⚓⛵⚓ ... На ноябрь 1861 года (и, вероятно, с тех пор ничего не изменилось) русский пост в гавани Владивосток состоял из девяти деревянных и одного глинобитного домов, в которых проживали два офицера и семьдесят нижних чинов. Жизнь этих несчастных людей была печальна, и я не мог не сожалеть об этом, как, впрочем, и не восхищаться тем, с какой безропотной стойкостью они переносят своё изгнание.
Как только «Сент-Луис» бросил якорь и на воду была спущена шлюпка, мы покинули пароход, а едва ступили на берег, как увидели, что из весьма добротного строения вышел молодой человек* в форме военно-морского офицера и стал приближаться к нам быстрым шагом. В его обращении сквозила учтивость, но она была и чопорной, и угодливой одновременно, что свойственно некоторым сословиям русского общества. Он пригласил нас посетить его жилище, которое представляло собой крытый соломой дом с прочными глинобитными стенами: матрос отворил дверь, отдал нам честь и провёл в гостиную. Это была низкая беленная известью комната с огромной печью; окна закрыты, а все щели и пазы заклеены широкими полосками бумаги; дверь обшита толстым шнуром — должны стоять уж очень крепкие морозы, чтобы можно было почувствовать холод в столь плотно закупоренном помещении.
Внутри, разливаясь густой жарой, царила тяжёлая удушливая атмосфера, которая неминуемо приводит к праздности. Обстановка не отличалась изысканностью: примерно посередине комнаты стоял покрытый старым ковром круглый стол; на столе — стаканы и чашки, сигары и папиросы, открытая книга и несколько газет; позади стола располагался местами протёртый диван; в другом углу помещения находился квадратный столик для письма, а под ним — наподобие ковра — лежала великолепная медвежья шкура, на которую ещё не ступала нога человека; на стене над письменным столом висела книжная полка с трактатами по навигации и метеорологии, а также несколькими французскими романами. Возле окна стоял ещё один стол, явно сработанный руками какого-то матроса, и на этом грубом предмете мебели, как и на подоконнике, в полном беспорядке были разбросаны форменные головные уборы, кисет табака, коробки из-под сигар и несколько разрозненных томов Пушкина, Гоголя, Лермонтова и Крылова.
Вдоль стен, чередуясь с фотографическими портретами родителей и друзей хозяина дома, висели скверные репродукции с изображением царя и членов императорской семьи.
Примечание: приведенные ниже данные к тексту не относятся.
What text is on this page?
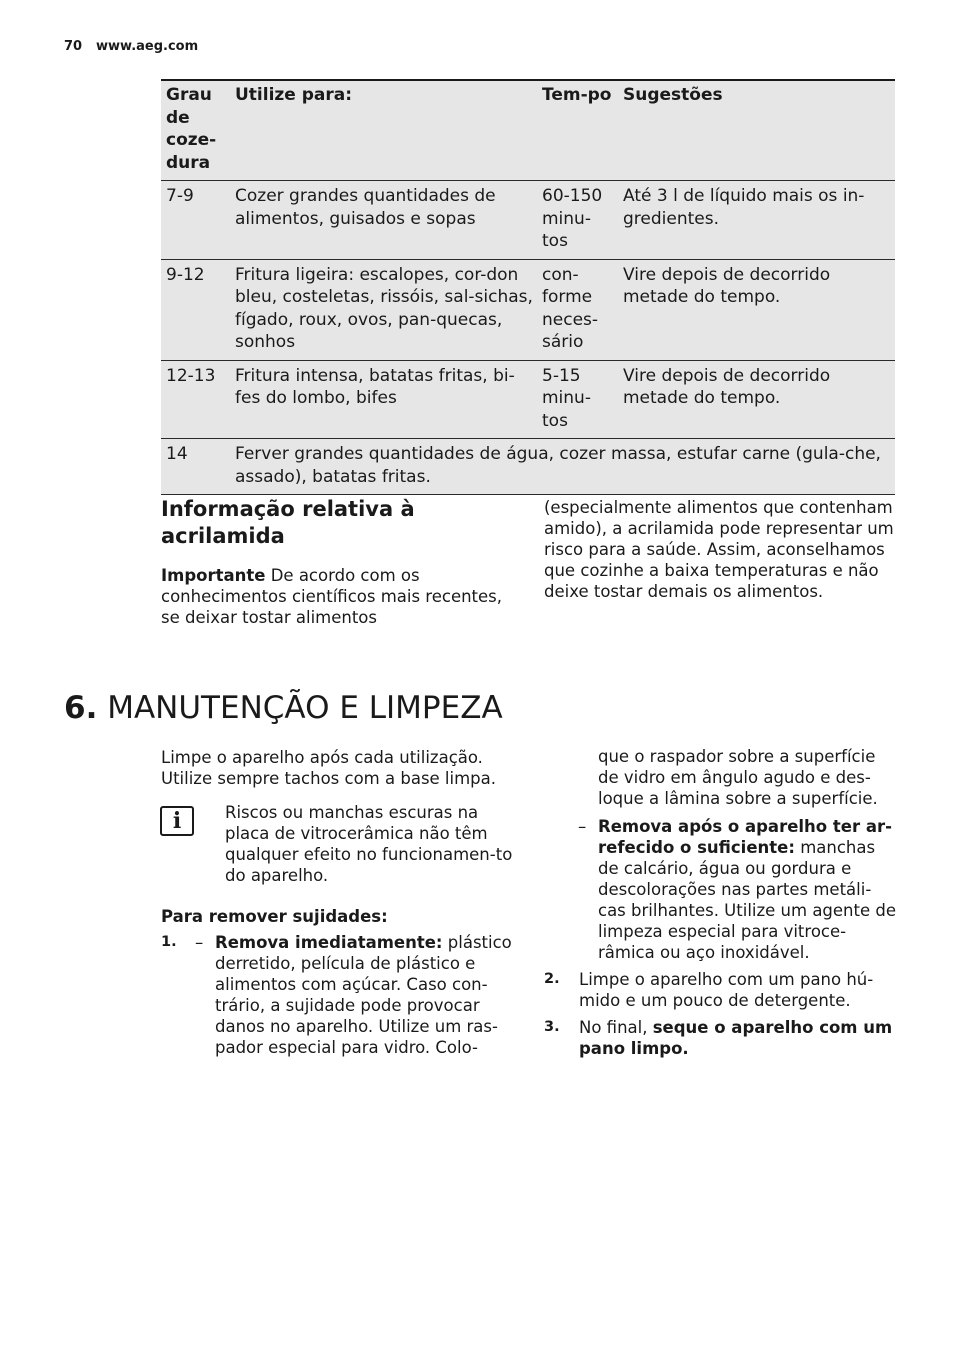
70 www.aeg.com
Grau de coze-dura	Utilize para:	Tem-po	Sugestões
7-9	Cozer grandes quantidades de alimentos, guisados e sopas	60-150 minu-tos	Até 3 l de líquido mais os in-gredientes.
9-12	Fritura ligeira: escalopes, cor-don bleu, costeletas, rissóis, sal-sichas, fígado, roux, ovos, pan-quecas, sonhos	con-forme neces-sário	Vire depois de decorrido metade do tempo.
12-13	Fritura intensa, batatas fritas, bi-fes do lombo, bifes	5-15 minu-tos	Vire depois de decorrido metade do tempo.
14	Ferver grandes quantidades de água, cozer massa, estufar carne (gula-che, assado), batatas fritas.		
Informação relativa à acrilamida
Importante De acordo com os conhecimentos científicos mais recentes, se deixar tostar alimentos
(especialmente alimentos que contenham amido), a acrilamida pode representar um risco para a saúde. Assim, aconselhamos que cozinhe a baixa temperaturas e não deixe tostar demais os alimentos.
6. MANUTENÇÃO E LIMPEZA
Limpe o aparelho após cada utilização. Utilize sempre tachos com a base limpa.
i	Riscos ou manchas escuras na placa de vitrocerâmica não têm qualquer efeito no funcionamen-to do aparelho.
Para remover sujidades:
1. – Remova imediatamente: plástico derretido, película de plástico e alimentos com açúcar. Caso con-trário, a sujidade pode provocar danos no aparelho. Utilize um ras-pador especial para vidro. Colo-
que o raspador sobre a superfície de vidro em ângulo agudo e des-loque a lâmina sobre a superfície.
– Remova após o aparelho ter ar-refecido o suficiente: manchas de calcário, água ou gordura e descolorações nas partes metáli-cas brilhantes. Utilize um agente de limpeza especial para vitroce-râmica ou aço inoxidável.
2. Limpe o aparelho com um pano hú-mido e um pouco de detergente.
3. No final, seque o aparelho com um pano limpo.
Один конец комнаты украшал целый оружейный арсенал: он состоял из хорошей винтовки, револьвера, двух офицерских сабель, пары пистолетов, пары шпор, хлыста, фуражки и подзорной трубы, а довершали это собрание совершенно обычные барометр (справа) и термометр (слева).
Молодой человек оказался радушным хозяином: он угостил нас сигарами и папиросами, приказал подать вина, ликёру и чай и, прежде чем сам уселся на самый неказистый стул в комнате, заботливо разместил нас на диване и большом удобном кресле, которое также было частью обстановки. Вскоре в помещение вошёл ещё один молодой человек** — офицер небольшого местного гарнизона. Он исполнял обязанности начальника над постом Владивосток и был единственным в этой глуши сослуживцем нашего хозяина. Возраст начальника не превышал тридцати лет от роду. Его живое, умное лицо было подёрнуто пеленой скуки от проживания в замкнутом мирке. Однако он не высказал ни единой жалобы по поводу своей печальной участи.
Внимательно выслушав наши новости, он рассыпался в благодарности за пачку подаренных ему английских и французских газет: в течение четырёх месяцев они не получали никаких известий из внешнего мира, более того, последние новости, о которых они были осведомлены, датировались почти годовой давностью. Мои спутники изъявили желание отправиться на охоту, и он вызвался их сопроводить. Я же остался наедине с его заместителем…
* Молодой человек — Константин Михайлович Станюкович (1843–1903).
** Начальник — лейтенант Евгений Степанович Бурачёк (1836–1911), с июня 1861 года по май 1863 года начальник над постом Владивосток, в дальнейшем контр-адмирал (1888).